The five things I wish I knew when I started planning my wedding

Morning everyone – it’s just over three weeks now until the big day (as you’ve probably twigged by my notable absence on here lately) and right now, with almost everything sorted, it seems like a time to reflect on the mad rush that has been the last year and a half of my life! So if I could start again, would I do it all differently? 

The five things I wish I knew when I started planning my wedding planning

Budget cautiously

We made what I’d call an optimistic budget. We tried to pay the bare minimum for everything and probably subconsciously blocked out things like VAT, alteration charges, beauty treatments, all the extras that we thought we’d worry about later because they didn’t fit our budget. It’s important to be realistic when you budget for things, ALWAYS overestimate, start saving as soon as possible, any extra cash you get, put it aside and take all the help you can get (if you feel comfortable doing so, of course)!
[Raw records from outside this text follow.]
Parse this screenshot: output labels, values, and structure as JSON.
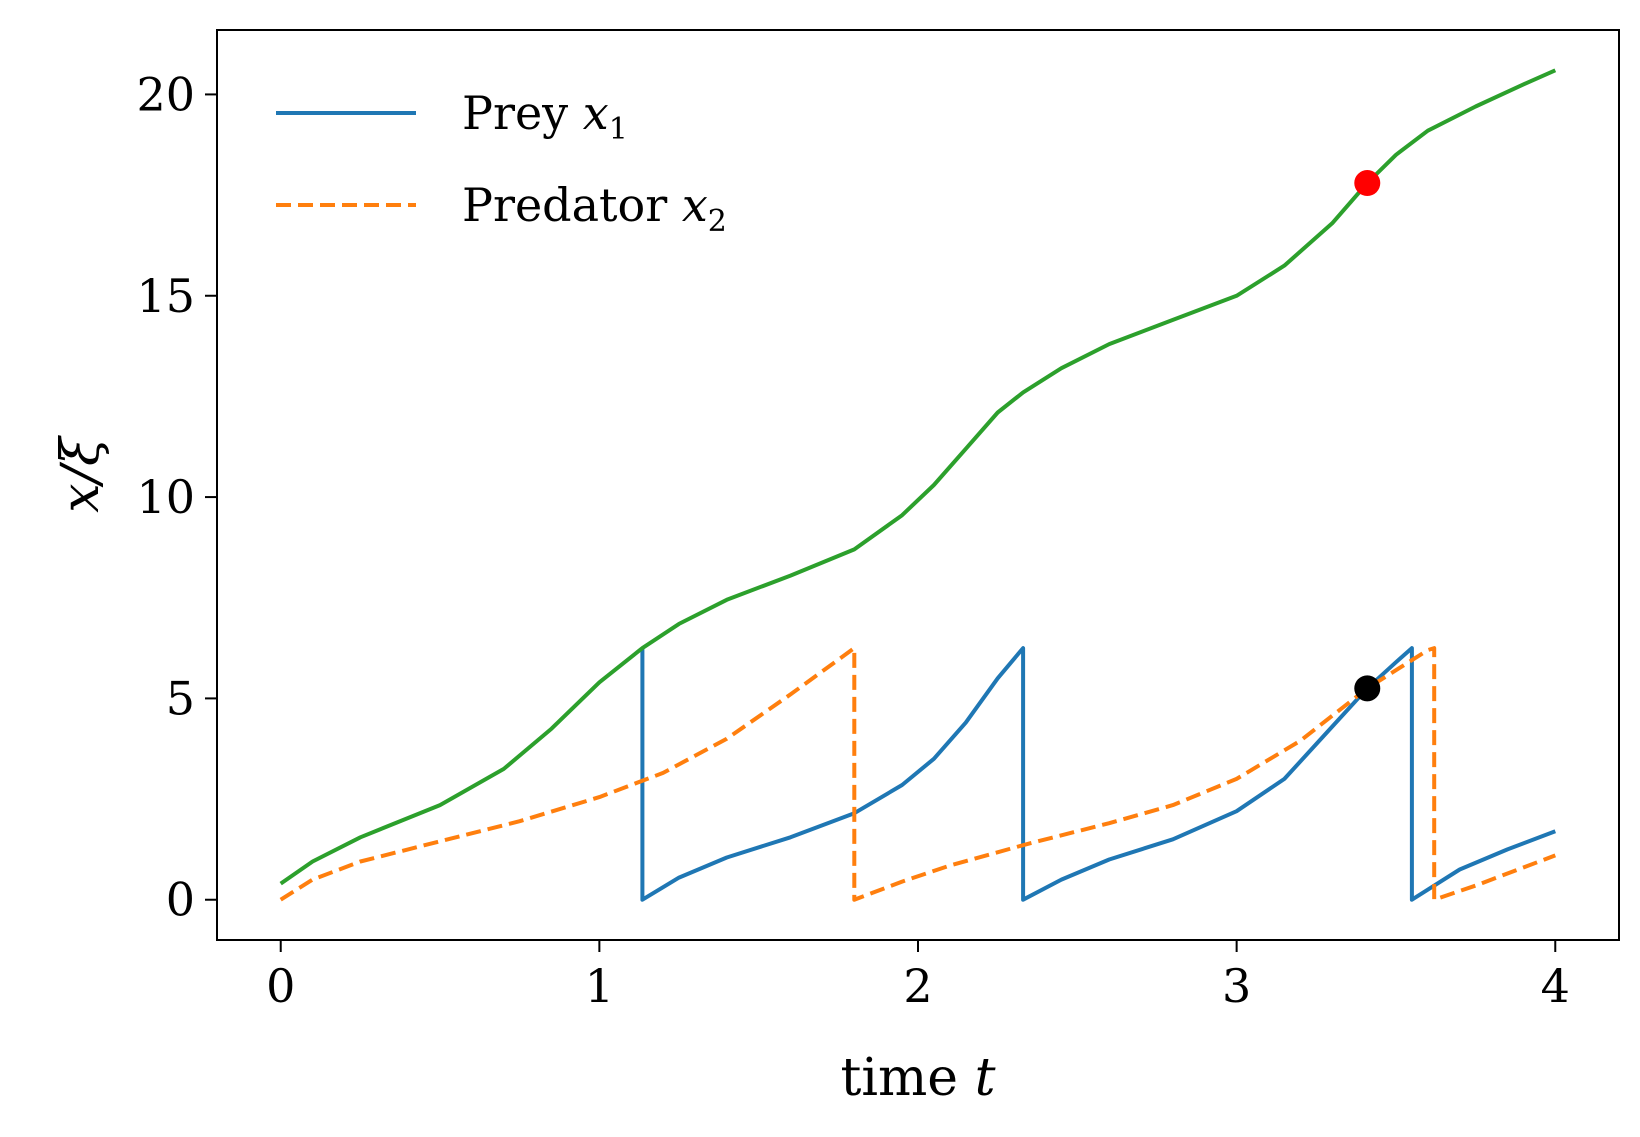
{
  "chart_data": {
    "type": "line",
    "title": "",
    "xlabel": {
      "text": "time ",
      "var": "t"
    },
    "ylabel": "x/ξ",
    "xlim": [
      -0.2,
      4.2
    ],
    "ylim": [
      -1.0,
      21.6
    ],
    "xticks": [
      "0",
      "1",
      "2",
      "3",
      "4"
    ],
    "yticks": [
      "0",
      "5",
      "10",
      "15",
      "20"
    ],
    "grid": false,
    "legend_position": "upper-left",
    "series": [
      {
        "name": "Prey",
        "var": "x",
        "sub": "1",
        "color": "#1f77b4",
        "style": "solid",
        "points": [
          [
            1.135,
            6.25
          ],
          [
            1.135,
            0.0
          ],
          [
            1.25,
            0.55
          ],
          [
            1.4,
            1.05
          ],
          [
            1.6,
            1.55
          ],
          [
            1.8,
            2.15
          ],
          [
            1.95,
            2.85
          ],
          [
            2.05,
            3.5
          ],
          [
            2.15,
            4.4
          ],
          [
            2.25,
            5.5
          ],
          [
            2.33,
            6.25
          ],
          [
            2.33,
            0.0
          ],
          [
            2.45,
            0.5
          ],
          [
            2.6,
            1.0
          ],
          [
            2.8,
            1.5
          ],
          [
            3.0,
            2.2
          ],
          [
            3.15,
            3.0
          ],
          [
            3.3,
            4.3
          ],
          [
            3.41,
            5.25
          ],
          [
            3.5,
            5.9
          ],
          [
            3.55,
            6.25
          ],
          [
            3.55,
            0.0
          ],
          [
            3.7,
            0.75
          ],
          [
            3.85,
            1.25
          ],
          [
            4.0,
            1.7
          ]
        ]
      },
      {
        "name": "Predator",
        "var": "x",
        "sub": "2",
        "color": "#ff7f0e",
        "style": "dashed",
        "points": [
          [
            0.0,
            0.0
          ],
          [
            0.1,
            0.5
          ],
          [
            0.25,
            0.95
          ],
          [
            0.5,
            1.45
          ],
          [
            0.75,
            1.95
          ],
          [
            1.0,
            2.55
          ],
          [
            1.2,
            3.15
          ],
          [
            1.4,
            4.0
          ],
          [
            1.6,
            5.1
          ],
          [
            1.8,
            6.25
          ],
          [
            1.8,
            0.0
          ],
          [
            1.95,
            0.45
          ],
          [
            2.1,
            0.85
          ],
          [
            2.35,
            1.4
          ],
          [
            2.6,
            1.9
          ],
          [
            2.8,
            2.35
          ],
          [
            3.0,
            3.0
          ],
          [
            3.2,
            3.95
          ],
          [
            3.41,
            5.25
          ],
          [
            3.6,
            6.2
          ],
          [
            3.62,
            6.25
          ],
          [
            3.62,
            0.0
          ],
          [
            3.75,
            0.35
          ],
          [
            3.9,
            0.8
          ],
          [
            4.0,
            1.1
          ]
        ]
      },
      {
        "name": "",
        "color": "#2ca02c",
        "style": "solid",
        "points": [
          [
            0.0,
            0.4
          ],
          [
            0.1,
            0.95
          ],
          [
            0.25,
            1.55
          ],
          [
            0.5,
            2.35
          ],
          [
            0.7,
            3.25
          ],
          [
            0.85,
            4.25
          ],
          [
            1.0,
            5.4
          ],
          [
            1.135,
            6.25
          ],
          [
            1.25,
            6.85
          ],
          [
            1.4,
            7.45
          ],
          [
            1.6,
            8.05
          ],
          [
            1.8,
            8.7
          ],
          [
            1.95,
            9.55
          ],
          [
            2.05,
            10.3
          ],
          [
            2.15,
            11.2
          ],
          [
            2.25,
            12.1
          ],
          [
            2.33,
            12.6
          ],
          [
            2.45,
            13.2
          ],
          [
            2.6,
            13.8
          ],
          [
            2.8,
            14.4
          ],
          [
            3.0,
            15.0
          ],
          [
            3.15,
            15.75
          ],
          [
            3.3,
            16.8
          ],
          [
            3.41,
            17.8
          ],
          [
            3.5,
            18.5
          ],
          [
            3.6,
            19.1
          ],
          [
            3.75,
            19.7
          ],
          [
            3.9,
            20.25
          ],
          [
            4.0,
            20.6
          ]
        ]
      }
    ],
    "markers": [
      {
        "x": 3.41,
        "y": 17.8,
        "color": "#ff0000"
      },
      {
        "x": 3.41,
        "y": 5.25,
        "color": "#000000"
      }
    ]
  }
}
There are good wedding packages out there

I’m a creative soul, and I knew I’d have to be a control freak about every little detail – which led me to ignore the multitude of fantastic, vintage-inspired wedding packages out there in favour of a blank canvas. While I’ve learned a lot over the last year and a half, it would also be nice to be relaxing right about now, safe in the knowledge that someone else was taking care of everything.
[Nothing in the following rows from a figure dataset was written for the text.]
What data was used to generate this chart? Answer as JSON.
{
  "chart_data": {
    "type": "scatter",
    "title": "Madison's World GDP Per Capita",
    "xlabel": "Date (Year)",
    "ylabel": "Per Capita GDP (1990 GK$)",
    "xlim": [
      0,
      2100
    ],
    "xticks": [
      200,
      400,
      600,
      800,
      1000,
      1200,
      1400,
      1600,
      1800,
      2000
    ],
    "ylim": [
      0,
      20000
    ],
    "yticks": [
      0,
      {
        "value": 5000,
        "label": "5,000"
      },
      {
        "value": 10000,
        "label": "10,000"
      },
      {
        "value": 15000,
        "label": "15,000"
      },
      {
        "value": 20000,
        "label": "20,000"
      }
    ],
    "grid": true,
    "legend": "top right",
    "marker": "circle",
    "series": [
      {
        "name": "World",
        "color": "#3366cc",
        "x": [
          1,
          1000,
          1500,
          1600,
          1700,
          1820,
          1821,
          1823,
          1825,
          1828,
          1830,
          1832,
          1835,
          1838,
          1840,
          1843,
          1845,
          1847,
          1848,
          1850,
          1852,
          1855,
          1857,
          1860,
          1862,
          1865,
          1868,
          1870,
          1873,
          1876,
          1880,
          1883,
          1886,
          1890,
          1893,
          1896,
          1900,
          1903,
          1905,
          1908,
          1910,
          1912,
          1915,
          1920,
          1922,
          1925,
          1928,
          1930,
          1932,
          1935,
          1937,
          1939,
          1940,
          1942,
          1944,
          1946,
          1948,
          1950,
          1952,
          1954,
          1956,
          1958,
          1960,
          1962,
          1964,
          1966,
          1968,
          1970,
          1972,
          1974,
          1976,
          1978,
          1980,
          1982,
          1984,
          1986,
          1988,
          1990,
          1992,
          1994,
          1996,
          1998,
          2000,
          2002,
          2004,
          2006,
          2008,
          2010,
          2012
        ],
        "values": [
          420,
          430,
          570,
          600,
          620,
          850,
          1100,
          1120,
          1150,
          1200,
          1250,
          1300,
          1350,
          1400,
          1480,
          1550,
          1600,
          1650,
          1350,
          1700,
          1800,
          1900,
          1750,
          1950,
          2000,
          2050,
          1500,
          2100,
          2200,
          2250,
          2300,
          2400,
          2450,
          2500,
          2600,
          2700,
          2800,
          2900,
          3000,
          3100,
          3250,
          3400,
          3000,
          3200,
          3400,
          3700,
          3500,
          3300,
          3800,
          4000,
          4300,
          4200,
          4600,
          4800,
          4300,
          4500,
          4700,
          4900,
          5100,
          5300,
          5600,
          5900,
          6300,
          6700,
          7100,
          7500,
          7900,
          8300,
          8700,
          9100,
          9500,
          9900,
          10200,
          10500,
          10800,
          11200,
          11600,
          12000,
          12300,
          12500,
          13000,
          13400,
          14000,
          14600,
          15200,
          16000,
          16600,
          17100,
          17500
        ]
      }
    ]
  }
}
A stylist / planner will save your life!

I have a wonderful stylist – but I wish I’d booked her for a full service from day one! Not only does a stylist save you tonnes of money (trust me, they pay for themselves as they will know where all the wonderful discounts are, not to mention most stylists have a store of props to use that will also save you money on decorations) but your stylist / planner will save you so much stress. I don’t know what I’d do without Jennifer Sue Weddings, I just wish I’d found her sooner!

You’ll find out who your friends are

Ouch – some painful lessons to be learned here. If I could go back in time I’d tell myself not to be so eager in appointing the wedding party and inviting guests. Hindsight is 20:20 but there are some people who, either through the pressure of a wedding presenting a sort of social deadline, or through the natural growing apart that’s to be expected in life, turned out not to be friends at all. In fact, I can think of at least five people off the top of my head who aren’t friends any more. I don’t think I’ve ever shed so much of my social circle in such a short amount of time. As hard as it is to keep your enthusiasm in check, don’t send out your invites too early, don’t give your cards away too soon and be selective about who you share your special day with. A good way is to gauge your friends’ reactions when you break the news that you’re engaged – it will usually tell you everything you need to know.

Take care of your health

I didn’t. I’ll be honest – I lived off of Red Bull trying to get everything done, I skipped meals, I let myself get stressed and angry all the time. And I’ll be even more honest – I’m paying for it now. As we speak I’m wrapped up in bed, my back in agony from months of gritted teeth and hunched shoulders, with a cold from a weakened immune system. Take time out every day, don’t sweat the small things, don’t let people get to you. I know it’s easier said than done (believe me) but I wish that someone had just told me that all these small stresses won’t matter in the end, but what will matter is feeling really unwell in the run-up to the biggest day of my life. Keep reminding yourself that all that matters is the marriage – it’s so easy to lose sight of.

Nearly-brides and newlyweds – what do you wish you’d known before you got into the swing of planning? I’d love to hear your thoughts!